While Christmas ads have been gracing our screens for a number of weeks now, I believed it would be remiss to write a G|B|U until December was officially upon us. Now that I’ve cracked open my advent calendar and am in a perpetual Christmas Eve mindset, it’s time for me to bring poison pen onto that most hallowed of advertising periods: Christmas
It’s my favourite holiday and it doesn’t take a lot to impress me over this period. Make me smile, laugh or just be adorable, and you get a gold star from me. But how do this year’s holiday ads measure up?
Ahead of the Pack
An honourable mention must, in my opinion, go to John Lewis. From around the 15th of November, you cannot get through a day without the inevitable question arising: “has the John Lewis ad aired yet?”. They have sparked nostalgia, made us gasp in awe, and brought many a tear to even the hardiest of souls. As such, it feels unfair to consider it amongst the Good, Bad or Ugly: they exist in a class of their own.
With that said, this year’s ad is not up to snuff. Don’t get me wrong: I have a soft spot for Elton John, and “Your Song” is one of my favourite songs. But Elton John alone does not a good Christmas ad make.
Think back to 2011 and “The Long Wait”, all about a little boy who was so excited for Christmas, just so he could give a gift to his mum and dad. A look back at Elton’s life cannot possibly provoke these kinds of emotion. However, a much more successful ad series comes from John Lewis’ partner in crime: Waitrose. The theme “Too good to wait” allows for a much more lighthearted ad: be it through skipping the Christmas lights countdown or fast-forwarding through the John Lewis ad (we’ve all done it), these snappy placements are much more engaging and refreshing than Elton’s story. Plus, the dad saying “Stollen?” gets me every time.

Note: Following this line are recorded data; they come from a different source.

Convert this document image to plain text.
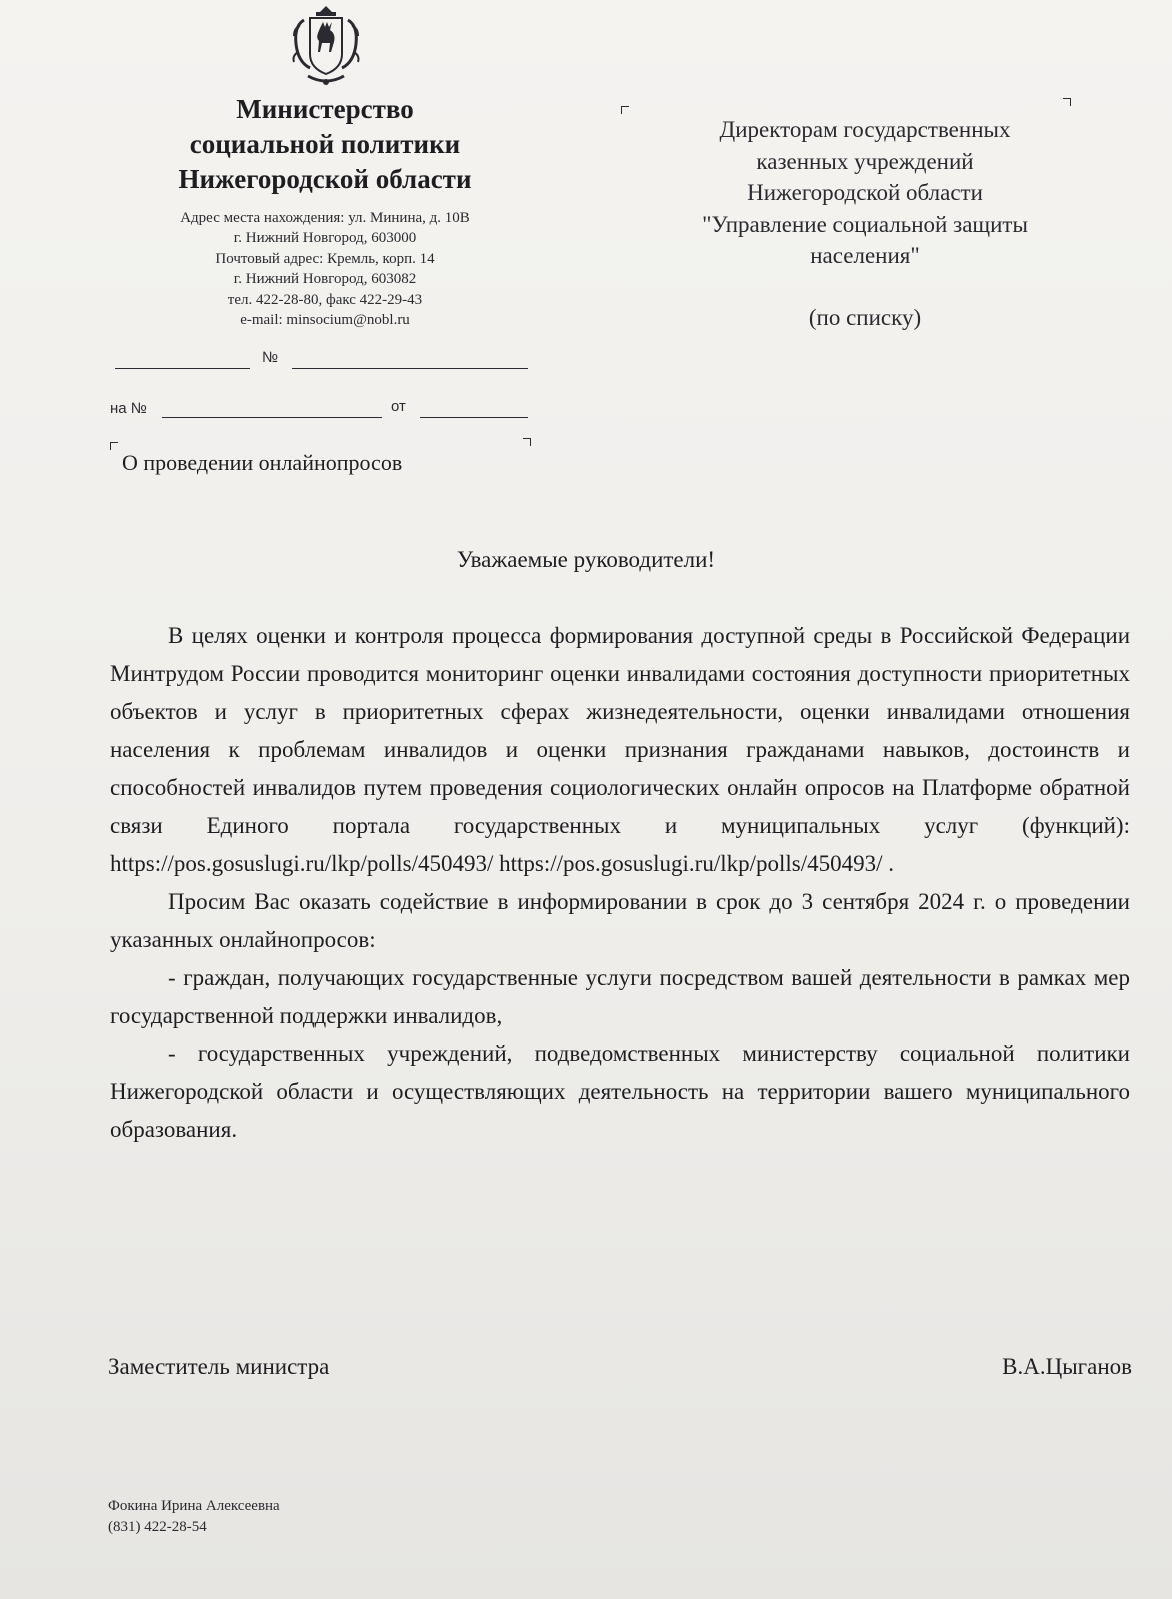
Министерство
социальной политики
Нижегородской области
Адрес места нахождения: ул. Минина, д. 10В
г. Нижний Новгород, 603000
Почтовый адрес: Кремль, корп. 14
г. Нижний Новгород, 603082
тел. 422-28-80, факс 422-29-43
e-mail: minsocium@nobl.ru
№
на №	от
Директорам государственных
казенных учреждений
Нижегородской области
"Управление социальной защиты
населения"
(по списку)
О проведении онлайнопросов
Уважаемые руководители!

В целях оценки и контроля процесса формирования доступной среды в Российской Федерации Минтрудом России проводится мониторинг оценки инвалидами состояния доступности приоритетных объектов и услуг в приоритетных сферах жизнедеятельности, оценки инвалидами отношения населения к проблемам инвалидов и оценки признания гражданами навыков, достоинств и способностей инвалидов путем проведения социологических онлайн опросов на Платформе обратной связи Единого портала государственных и муниципальных услуг (функций): https://pos.gosuslugi.ru/lkp/polls/450493/ https://pos.gosuslugi.ru/lkp/polls/450493/ .

Просим Вас оказать содействие в информировании в срок до 3 сентября 2024 г. о проведении указанных онлайнопросов:

- граждан, получающих государственные услуги посредством вашей деятельности в рамках мер государственной поддержки инвалидов,

- государственных учреждений, подведомственных министерству социальной политики Нижегородской области и осуществляющих деятельность на территории вашего муниципального образования.

Заместитель министра	В.А.Цыганов
Фокина Ирина Алексеевна
(831) 422-28-54
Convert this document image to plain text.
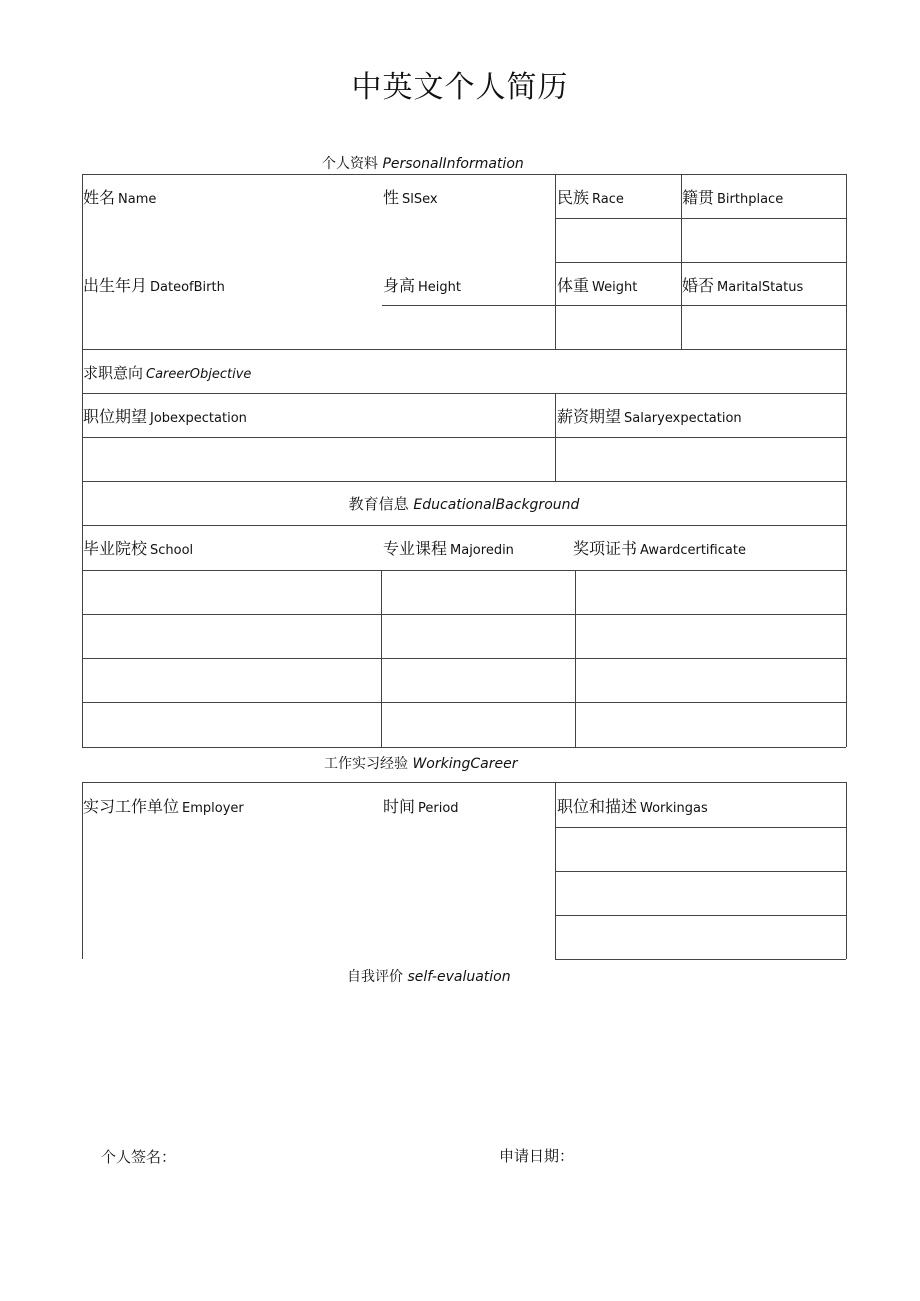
中英文个人简历
个人资料 PersonalInformation
姓名 Name	性 SlSex	民族 Race	籍贯 Birthplace
出生年月 DateofBirth	身高 Height	体重 Weight	婚否 MaritalStatus
求职意向 CareerObjective
职位期望 Jobexpectation	薪资期望 Salaryexpectation
教育信息 EducationalBackground
毕业院校 School	专业课程 Majoredin	奖项证书 Awardcertificate
工作实习经验 WorkingCareer
实习工作单位 Employer	时间 Period	职位和描述 Workingas
自我评价 self-evaluation
个人签名：	申请日期：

On the upside, even the worst John Lewis ad is still better than some of the Bad and Ugly of Christmas advertising. More on that later.
With that out of the way, let’s turn our attention to the Good of Christmas advertising. There’s a lot of them and this is by no means an exhaustive list, but just a few of my favourites.
Claiming my top spot this year is the Sainsbury’s ad: a wholesome depiction of a Christmas play that makes me die of cuteness in exactly 25 seconds, and makes me cry in 33. These kids are adorable: from their giggles to the little waves to their parents in the audience, they’re funny (big fan of the one playing the Queen), and I am rooting for Plug Boy – who I believe should be our new national hero. I love it, and I want 10 more of these ads throughout the year.
I’m also a big fan of Spotify’s Wrapped campaign, which is a great example of effective personalisation and a very literal interpretation of data-driven marketing. It’s really fun, and something I look forward to every year.
Final mention goes to the Heathrow Bears. Funny and emotional in equal measures, my poor heart simply cannot handle the tiny bear reaching out to cuddle his grandmother. As someone who lives really far away from their family, this one hit me right in the feels and serves as a reminder that the season is really all about family.
There is one thing I truly, truly hate in Christmas ads, and it’s ads which merely show a stream of products. As we’ve seen above, there are ways for retailers to showcase their brands without a running list of products and prices. In a season fueled by imagination, laziness cannot be tolerated.
Marks and Spencers is the first on my naughty list, with a thoroughly lacklustre advert which highlights all the must-haves for the Christmas season. Going through their list, I found the only must-have I agreed with was “a little bit of Bridget”. I could give or take the rest. If this was an advert I could skip through, I wouldn’t even give it a second thought. F+F also elicits a similar reaction: there’s no story at all and it looks like it was a print campaign simply brought to life.
If Good is the Nice List and Bad is the Naughty List, then Ugly isn’t on any list.
The worst ad of the year, and I do not use this term lightly, comes from a brand which is much more high end. I will preface this with an observation: I am not Burberry’s target audience. but, good Lord that does not excuse the 1 minute and 47 seconds of drivel that they pushed out this year. This spot would be more befitting of Halloween: a creepy rendition of “Carol of the Bells” plays over some frankly dizzying camera-work. A cast of famous faces stays frozen in a number of “typical” holiday scenes – stuck on a delayed train, having Christmas dinner, watching TV – showing off the latest fashions and jewellery from the brand. The poses themselves look like something out of a horror film, something made even worse by the background music.
Burberry has produced something that is boring, a little bit scary, and thoroughly uncompelling. Not ideal for a Christmas ad.
I think that there is one key takeaway for Yuletide ads, and that’s simply to make people happy. People love the spreading and receiving Christmas joy, so make sure your spots give them that feeling too. It really is as simple as that in my book.
An aside: if you read this series intently, you’ll know I have a soft spot for KFC ads. Their Holiday ad also does not disappoint.